All this changed, drastically, in the last half of the twentieth century, as the private automobile replaced public transportation as the preferred and most-prevalent form of individual transport.  Not surprisingly, architecture and what passes for urban planning evolved to reflect this changing environment.  The question then becomes what exactly is suburban and what is the new urban?  Clayton here and Tyson’s Corner in Maryland are both prime examples of the new urban – both started out as rural crossroads and both are now dense and important economic centers.  And while both are now integrating rail public transit, they remain primarily autocentric urban environments.

Every urban area has shades of grey, places/neighborhoods with very high densities and ones with lower, some even approaching suburban, densities.  Urban, to me, is both simple and complex.  Urban equals dense and diverse, in people, architecture, jobs, incomes and streetscapes.  There are no truly right or wrong answers, just an ongoing, hopefully denser, evolution.  St. Louis’ fundamental challenge is that we were once 800,000, we’re now 350,000, and many of us want to get back to 500,000 or 600,000.  We have the infrastructure.  We have the diversity.  We can focus on what was.  We can focus on a certain urban form.  We can be idealists.  But to really succeed, we need to temper our idealism with making sure we attract both new residents and new businesses AND keeping the ones that already here.

- Jim Zavist

  • Fenian

    You bring up some interesting points.

    I live in Webster Groves in a home that is more than 100 years old. The density of my neighborhood is far greater than that of many places in North St. Louis, yet it is still an inner ring suburb.

    Where does ‘Urban’ end or begin? It obviously ends somewhere, but is the River Des Peres or Skinker really where it ends or begins? Shrewsbury looks very similar to Lindenwood Park or St. Louis Hills, yet it is in the County. Where does one draw the line?

  • Tino

    I’ve given a lot of thought to the question of just what ‘urban’ means, and I’ve largely decided just not to use the word to mean anything precise. I do like the streetcar-line definition, as this brings places like Kirkwood and Webster Groves into the ‘urban’ fold. They’re not ‘urban’ by most definitions, but those towns (and others like them) were a functioning part of the whole *system* of urbanity that existed before cars came to dominate transportation.
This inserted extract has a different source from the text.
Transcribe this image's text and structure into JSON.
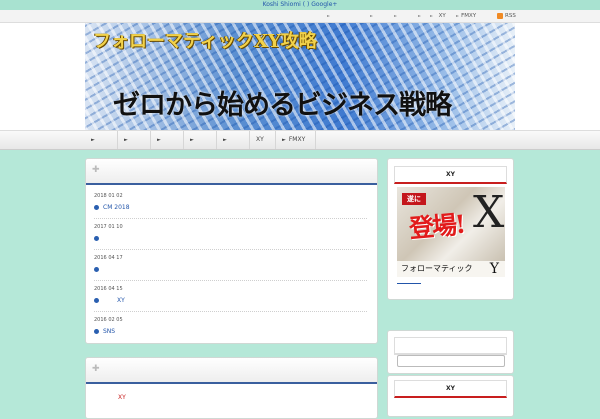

    I think that recognition — or at least articulation — of this is a real problem for most ‘urbanists’. It’s not that everyone needs to live and work in what we’d think of as high-density environments; it’s that any large human habitation is a *system* of different kinds of environments, but that certain elements — most elements — of the way we build on to that system today don’t seem to work very well.

    The result is that you wind up in political arguments about how the market clearly shows that people want to live in the sprawl because they want a yard and a swingset for the kids, etc. and that they should not be denied that.

    This is nonsense; nobody actually *wants* to sit in traffic for an hour or more a day; and the price per square foot in O’Fallon vs. that in Webster Groves shows this. But when the choice presented is between the hour-long commute on the one hand, and living either in an old house with 1.5 baths or in a pastel cluster-home in some dreary ‘Towne Center’ development on the other hand, lots of people will cling pretty tightly to the idea of a mcmansion with a six-digit street number.